E deu muito, temos de reconhecer.
Agora, o Ministério Público Federal abriu 12 inquéritos com base na CPI da Covid-19, do Senado, concluída no final de outubro.
É bom, mas é ruim.
Bom porque fica claro que há vasta documentação e fundamentação naquilo que foi apurado pelos senadores, num trabalho exaustivo, com assessoria e cidadãos que se dispuseram a ajudar. Não é, pois, prontamente descartável para o MPF.
Ruim porque a sequência não haverá de resultar em grande coisa, principalmente para os grandes responsáveis pela demora na compra das vacinas e pela permanência - entre outras coisas más - da terapia da estupidez: cloroquina, invermectina e Xarope de ovo de vaca da Terra quadrada, na pandemia.
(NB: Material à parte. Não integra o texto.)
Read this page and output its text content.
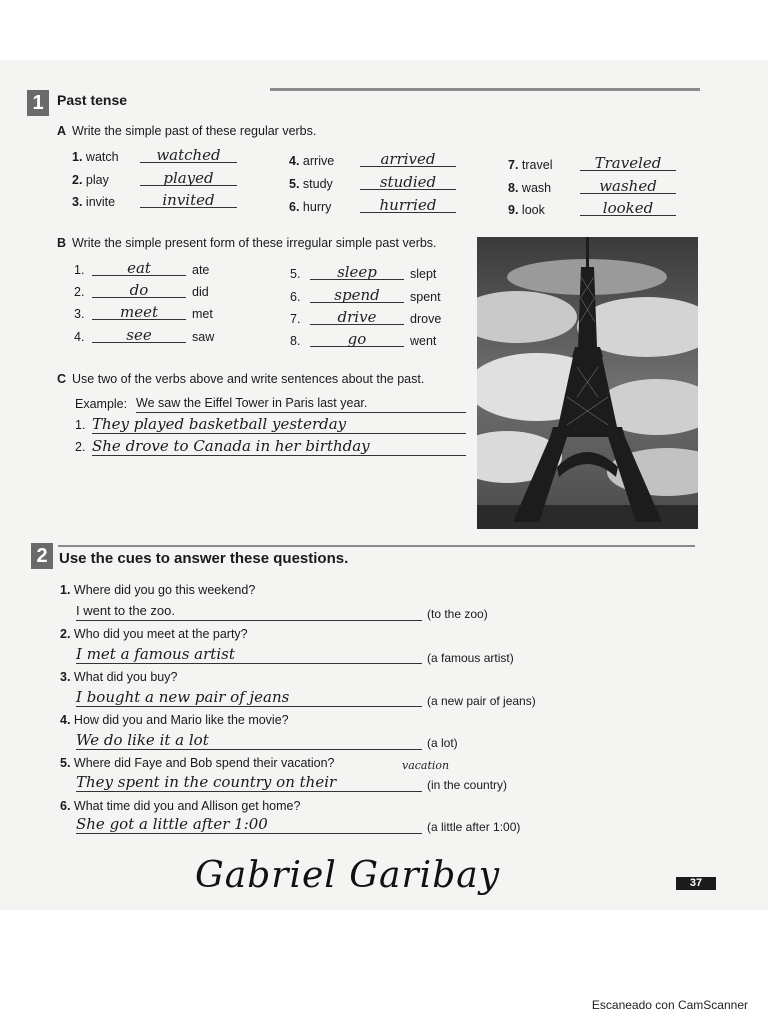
1 Past tense
A Write the simple past of these regular verbs.
1. watch	watched
2. play	played
3. invite	invited
4. arrive	arrived
5. study	studied
6. hurry	hurried
7. travel	Traveled
8. wash	washed
9. look	looked
B Write the simple present form of these irregular simple past verbs.
1.	eat	ate
2.	do	did
3.	meet	met
4.	see	saw
5.	sleep	slept
6.	spend	spent
7.	drive	drove
8.	go	went
C Use two of the verbs above and write sentences about the past.
Example: We saw the Eiffel Tower in Paris last year.
1. They played basketball yesterday
2. She drove to Canada in her birthday
2 Use the cues to answer these questions.
1. Where did you go this weekend?
I went to the zoo.	(to the zoo)
2. Who did you meet at the party?
I met a famous artist	(a famous artist)
3. What did you buy?
I bought a new pair of jeans	(a new pair of jeans)
4. How did you and Mario like the movie?
We do like it a lot	(a lot)
5. Where did Faye and Bob spend their vacation?	vacation
They spent in the country on their	(in the country)
6. What time did you and Allison get home?
She got a little after 1:00	(a little after 1:00)
Gabriel Garibay	37
Escaneado con CamScanner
Objetivamente, objetivamente: a CPI da Covid já deu o que tinha de dar.
O quê?
Acelerou a compra de vacinas, expôs um esquema de desvio da grana pública, na iminência de ser perpetrado, no Ministério da Saúde, onde – apontaram os senadores – estava instalada uma organização que não se dedicava à caridade.
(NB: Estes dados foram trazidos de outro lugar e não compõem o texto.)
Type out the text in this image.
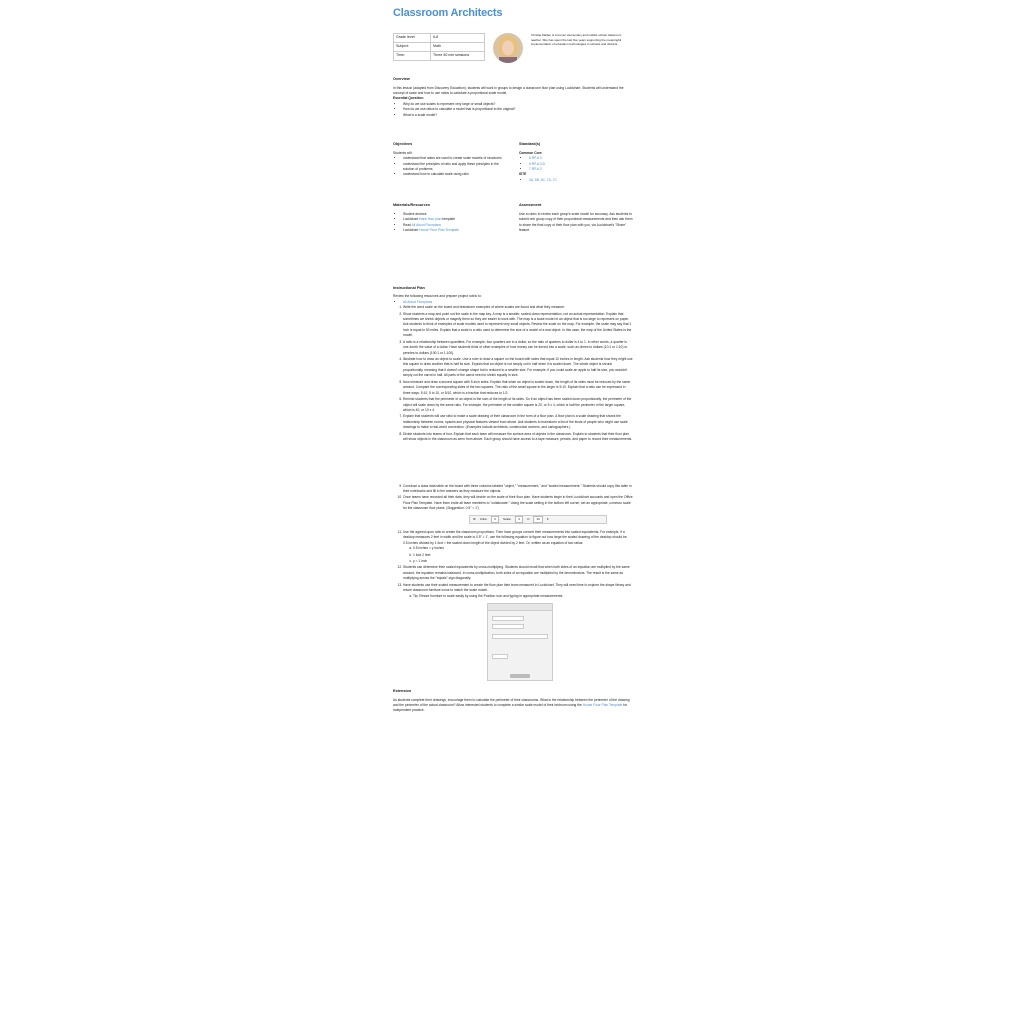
Classroom Architects
Grade level:	6-8
Subject:	Math
Time:	Three 50 min sessions
Christie Maiber is a former elementary and middle school classroom teacher. She has spent the last five years supporting the meaningful implementation of education technologies in schools and districts.
Overview
In this lesson (adapted from Discovery Education), students will work in groups to design a classroom floor plan using Lucidchart. Students will understand the concept of scale and how to use ratios to calculate a proportional scale model.
Essential Question:
• Why do we use scales to represent very large or small objects?
• How do we use ratios to calculate a model that is proportional to the original?
• What is a scale model?
Objectives
Students will:
• understand that ratios are used to create scale models of structures
• understand the principles of ratio and apply these principles in the solution of problems
• understand how to calculate scale using ratio
Standard(s)
Common Core
• 6.RP.A.3
• 6.RP.A.3.D
• 7.RP.A.2
ISTE
• 3A, 5B, 6C, 7A, 7C
Materials/Resources
• Student devices
• Lucidchart blank floor plan template
• Read All About Floorplans
• Lucidchart House Floor Plan Template
Assessment
Use a rubric to review each group's scale model for accuracy. Ask students to submit one group copy of their proportional measurements and then ask them to share the final copy of their floor plan with you, via Lucidchart's "Share" feature.
Instructional Plan
Review the following resources and prepare project rubric to:
• All About Floorplans
1. Write the word scale on the board and brainstorm examples of where scales are found and what they measure.
2. Show students a map and point out the scale in the map key. A map is a smaller, scaled-down representation, not an actual representation. Explain that sometimes we shrink objects or magnify them so they are easier to work with. The map is a scale model of an object that is too large to represent on paper. Ask students to think of examples of scale models used to represent very small objects. Review the scale on the map. For example, the scale may say that 1 inch is equal to 50 miles. Explain that a scale is a ratio used to determine the size of a model of a real object. In this case, the map of the United States is the model.
3. A ratio is a relationship between quantities. For example, four quarters are in a dollar, so the ratio of quarters to dollar is 4 to 1. In other words, a quarter is one-fourth the value of a dollar. Have students think of other examples of how money can be turned into a scale, such as dimes to dollars (10:1 or 1:10) or pennies to dollars (100:1 or 1:100).
4. Illustrate how to draw an object to scale. Use a ruler to draw a square on the board with sides that equal 10 inches in length. Ask students how they might use this square to draw another that is half its size. Explain that an object is not simply cut in half when it is scaled down. The whole object is shrunk proportionally, meaning that it doesn't change shape but is reduced to a smaller size. For example, if you could scale an apple to half its size, you wouldn't simply cut the carrot in half. All parts of the carrot need to shrink equally in size.
5. Now measure and draw a second square with 5-inch sides. Explain that when an object is scaled down, the length of its sides must be reduced by the same amount. Compare the corresponding sides of the two squares. The ratio of the small square to the larger is 5:10. Explain that a ratio can be expressed in three ways: 5:10, 5 to 10, or 5/10, which is a fraction that reduces to 1/2.
6. Remind students that the perimeter of an object is the sum of the length of its sides. So if an object has been scaled down proportionally, the perimeter of the object will scale down by the same ratio. For example, the perimeter of the smaller square is 20, or 5 x 4, which is half the perimeter of the larger square, which is 40, or 10 x 4.
7. Explain that students will use ratio to make a scale drawing of their classroom in the form of a floor plan. A floor plan is a scale drawing that shows the relationship between rooms, spaces and physical features viewed from above. Ask students to brainstorm a list of the kinds of people who might use scale drawings to make a real-world connection. (Examples include architects, construction workers, and cartographers.)
8. Divide students into teams of four. Explain that each team will measure the surface area of objects in the classroom. Explain to students that their floor plan will show objects in the classroom as seen from above. Each group should have access to a tape measure, pencils, and paper to record their measurements.
9. Construct a class data table on the board with three columns labeled "object," "measurement," and "scaled measurement." Students should copy this table in their notebooks and fill in the answers as they measure the objects.
10. Once teams have recorded all their data, they will decide on the scale of their floor plan. Have students begin in their Lucidchart accounts and open the Office Floor Plan Template. Have them invite all team members to "collaborate." Using the scale setting in the bottom left corner, set an appropriate, common scale for the classroom floor plans. (Suggestion: 0.5" = 1')
⚙ Units:	ft	Scale:	2	in	16	ft
11. Use the agreed-upon ratio to create the classroom proportions. Then have groups convert their measurements into scaled equivalents. For example, if a desktop measures 2 feet in width and the scale is 0.5" = 1', use the following equation to figure out how large the scaled drawing of the desktop should be. 0.5 inches divided by 1 foot = the scaled down length of the object divided by 2 feet. Or, written as an equation of two ratios:
a. 0.5 inches = y inches
b. 1 foot 2 feet
c. y = 1 inch
12. Students can determine their scaled equivalents by cross-multiplying. Students should recall that when both sides of an equation are multiplied by the same amount, the equation remains balanced. In cross-multiplication, both sides of an equation are multiplied by the denominators. The result is the same as multiplying across the "equals" sign diagonally.
13. Have students use their scaled measurement to create the floor plan their team measured in Lucidchart. They will need time to explore the shape library and resize classroom furniture icons to match the scale model.
a. Tip: Resize furniture to scale easily by using the Position icon and typing in appropriate measurements.
Extension
As students complete their drawings, encourage them to calculate the perimeter of their classrooms. What is the relationship between the perimeter of the drawing and the perimeter of the actual classroom? Allow interested students to complete a similar scale model of their bedroom using the House Floor Plan Template for independent practice.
Não conseguiu, a comissão - como nada nem ninguém conseguirá -, convencer os bolsonaristas de que a Covid não é uma gripezinha, é uma que mata e já matou mais de 600 mil brasileiros. A negação é uma questão de fé para a turma – ainda que fé dirigida para o objeto errado (os persas adoravam um meteorito, o que parece mais sensato do que o louvor ao Doutor Jair).
Sempre foi muito mais fácil espalhar a ignorância do que o conhecimento, na história da humanidade. E nisso Bolsonaro é um expert, sendo ele próprio “o governante mais ignorante sobre tudo e qualquer coisa em atividade”, na afirmação de Steven Levitsky, professor de Harvard e um dos autores de Como as democracias morrem – um livro atualíssimo.
O presidente do Brasil é autor de um enredo de realidade paralela “vivida” por milhões de seguidores, que encontraram a sua tribo virtual e se pintaram para a guerra contra tudo e contra todos.
Ainda há o rastro do bolsonarismo negacionista (redundância), representado hoje pelo ministro Queiroga, um homem que resolveu renunciar à sensatez e abdicar da honra profissional, numa fase da vida que não dá para refazer a biografia.
Quanto ao MPF, com seus ótimos quadros, é lembrar que a instituição tem como chefe supremo o PGR Aras, que ergueu altares ao seus superior e disse desde sempre para o que veio - e principalmente para o que não veio.
Há de se dizer: - A CPI não fez mais do que a sua obrigação.
É verdade, mas pelo menos não estamos mais obrigados a ouvir a estultice cloroquínica/ivermectínica, uma epidemia que também mata e da qual o resto do mundo já se curou há muito tempo.